According to Lee Enterprises’ SEC filing, “Preliminary investigations indicate that threat actors unlawfully accessed the Company’s network, encrypted critical applications, and exfiltrated certain files.”
This severely impacted various aspects of the company’s operations.
- Distribution: Print publication distribution experienced delays.
- Billing and Collections: These processes were severely hampered.
- Vendor Payments: Payments to vendors were also disrupted.
- Online Operations: Online operations were partially limited.
While core products resumed normal distribution by February 12th, weekly and ancillary products, representing 5% of the company’s total operating revenue, remained offline. Lee Enterprises anticipates a phased recovery over the coming weeks.
Technical Details and Internal Impact
The ransomware attack forced Lee Enterprises to shut down many of its networks. This resulted in widespread printing and delivery disruptions for dozens of newspapers. Reporters and editors were unable to access their files due to VPN connectivity issues. The company is currently investigating whether sensitive data or personally identifiable information (PII) was also compromised.

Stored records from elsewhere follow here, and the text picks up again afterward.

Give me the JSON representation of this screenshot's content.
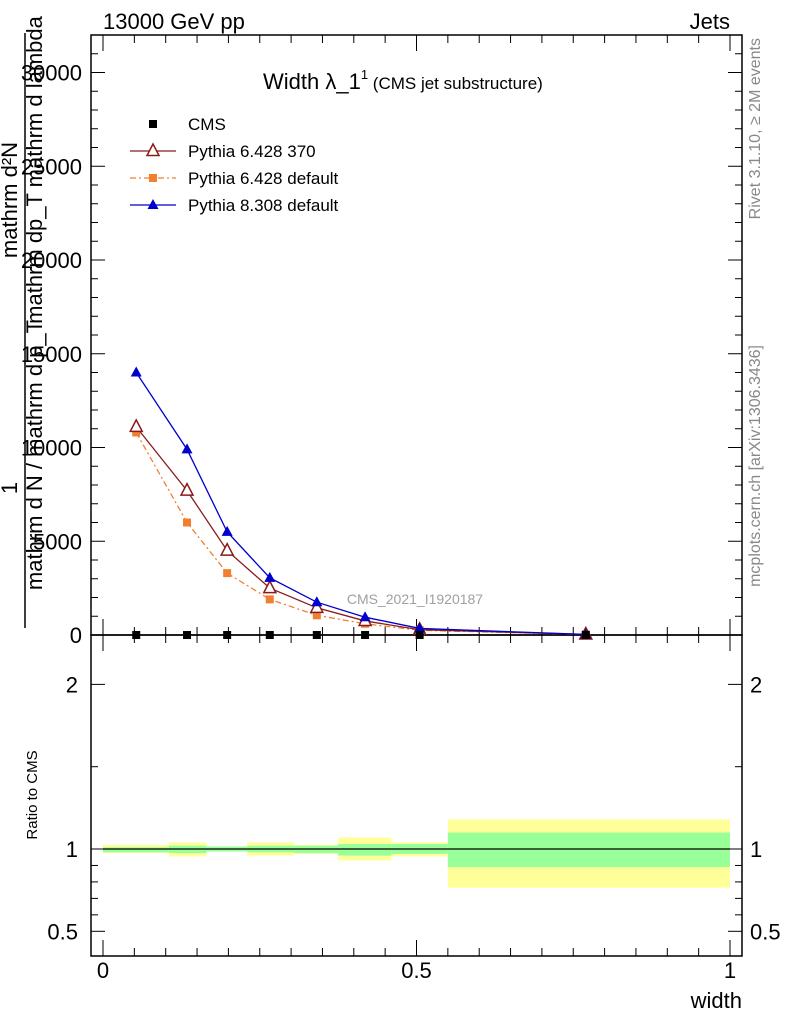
{
  "header": {
    "left": "13000 GeV pp",
    "right": "Jets"
  },
  "side_labels": {
    "rivet": "Rivet 3.1.10, ≥ 2M events",
    "mcplots": "mcplots.cern.ch [arXiv:1306.3436]"
  },
  "watermark": "CMS_2021_I1920187",
  "title": {
    "main": "Width λ_1",
    "sup": "1",
    "sub": " (CMS jet substructure)"
  },
  "ylabel": {
    "numerator_lines": [
      "mathrm d²N",
      "mathrm dp_T mathrm d lambda"
    ],
    "num_prefix": "1",
    "denominator": "mathrm d N / mathrm d p_T"
  },
  "ratio_ylabel": "Ratio to CMS",
  "xlabel": "width",
  "chart_data": [
    {
      "type": "line",
      "panel": "main",
      "ylim": [
        0,
        32000
      ],
      "xlim": [
        0,
        1
      ],
      "yticks": [
        0,
        5000,
        10000,
        15000,
        20000,
        25000,
        30000
      ],
      "ytick_labels": [
        "0",
        "5000",
        "10000",
        "15000",
        "20000",
        "25000",
        "30000"
      ],
      "legend_position": "top-left",
      "series": [
        {
          "name": "CMS",
          "color": "#000000",
          "marker": "square",
          "x": [
            0.053,
            0.134,
            0.198,
            0.266,
            0.341,
            0.418,
            0.505,
            0.77
          ],
          "y": [
            0,
            0,
            0,
            0,
            0,
            0,
            0,
            0
          ]
        },
        {
          "name": "Pythia 6.428 370",
          "color": "#8b1a1a",
          "marker": "triangle-open",
          "dash": "solid",
          "x": [
            0.053,
            0.134,
            0.198,
            0.266,
            0.341,
            0.418,
            0.505,
            0.77
          ],
          "y": [
            11100,
            7700,
            4500,
            2500,
            1450,
            750,
            280,
            30
          ]
        },
        {
          "name": "Pythia 6.428 default",
          "color": "#f08030",
          "marker": "square-small",
          "dash": "dashdot",
          "x": [
            0.053,
            0.134,
            0.198,
            0.266,
            0.341,
            0.418,
            0.505,
            0.77
          ],
          "y": [
            10800,
            6000,
            3300,
            1900,
            1050,
            600,
            250,
            30
          ]
        },
        {
          "name": "Pythia 8.308 default",
          "color": "#0000cc",
          "marker": "triangle",
          "dash": "solid",
          "x": [
            0.053,
            0.134,
            0.198,
            0.266,
            0.341,
            0.418,
            0.505,
            0.77
          ],
          "y": [
            14000,
            9900,
            5500,
            3050,
            1750,
            950,
            350,
            30
          ]
        }
      ]
    },
    {
      "type": "area",
      "panel": "ratio",
      "ylim": [
        0.35,
        2.3
      ],
      "yticks": [
        0.5,
        1,
        2
      ],
      "ytick_labels": [
        "0.5",
        "1",
        "2"
      ],
      "xlim": [
        0,
        1
      ],
      "xticks": [
        0,
        0.5,
        1
      ],
      "xtick_labels": [
        "0",
        "0.5",
        "1"
      ],
      "reference_line": 1,
      "bands": {
        "bins": [
          [
            0.0,
            0.105
          ],
          [
            0.105,
            0.165
          ],
          [
            0.165,
            0.23
          ],
          [
            0.23,
            0.305
          ],
          [
            0.305,
            0.375
          ],
          [
            0.375,
            0.46
          ],
          [
            0.46,
            0.55
          ],
          [
            0.55,
            1.0
          ]
        ],
        "stat_lo": [
          0.98,
          0.975,
          0.985,
          0.98,
          0.975,
          0.96,
          0.97,
          0.89
        ],
        "stat_hi": [
          1.01,
          1.02,
          1.015,
          1.02,
          1.02,
          1.03,
          1.03,
          1.1
        ],
        "total_lo": [
          0.975,
          0.955,
          0.985,
          0.96,
          0.97,
          0.93,
          0.955,
          0.765
        ],
        "total_hi": [
          1.025,
          1.04,
          1.015,
          1.04,
          1.025,
          1.07,
          1.04,
          1.18
        ],
        "stat_color": "#99ff99",
        "total_color": "#ffff99"
      }
    }
  ]
}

Previous Cyberattack and Ongoing Investigation
This is not the first cyberattack Lee Enterprises has faced. Five years ago, before the 2020 U.S. presidential election, Iranian hackers breached its network as part of a disinformation campaign. The current incident underscores the ongoing threat of ransomware attacks against major organizations. The ongoing investigation will determine the full extent of the breach and the specific ransomware variant used. The Australian National University’s expertise in cybersecurity could provide valuable insights into this type of attack.
Lee Enterprises’ Response
To maintain critical business functions, Lee Enterprises implemented temporary measures, including manual transaction processing and alternative distribution channels. The company’s response highlights the challenges organizations face when dealing with ransomware attacks and the need for robust cybersecurity measures.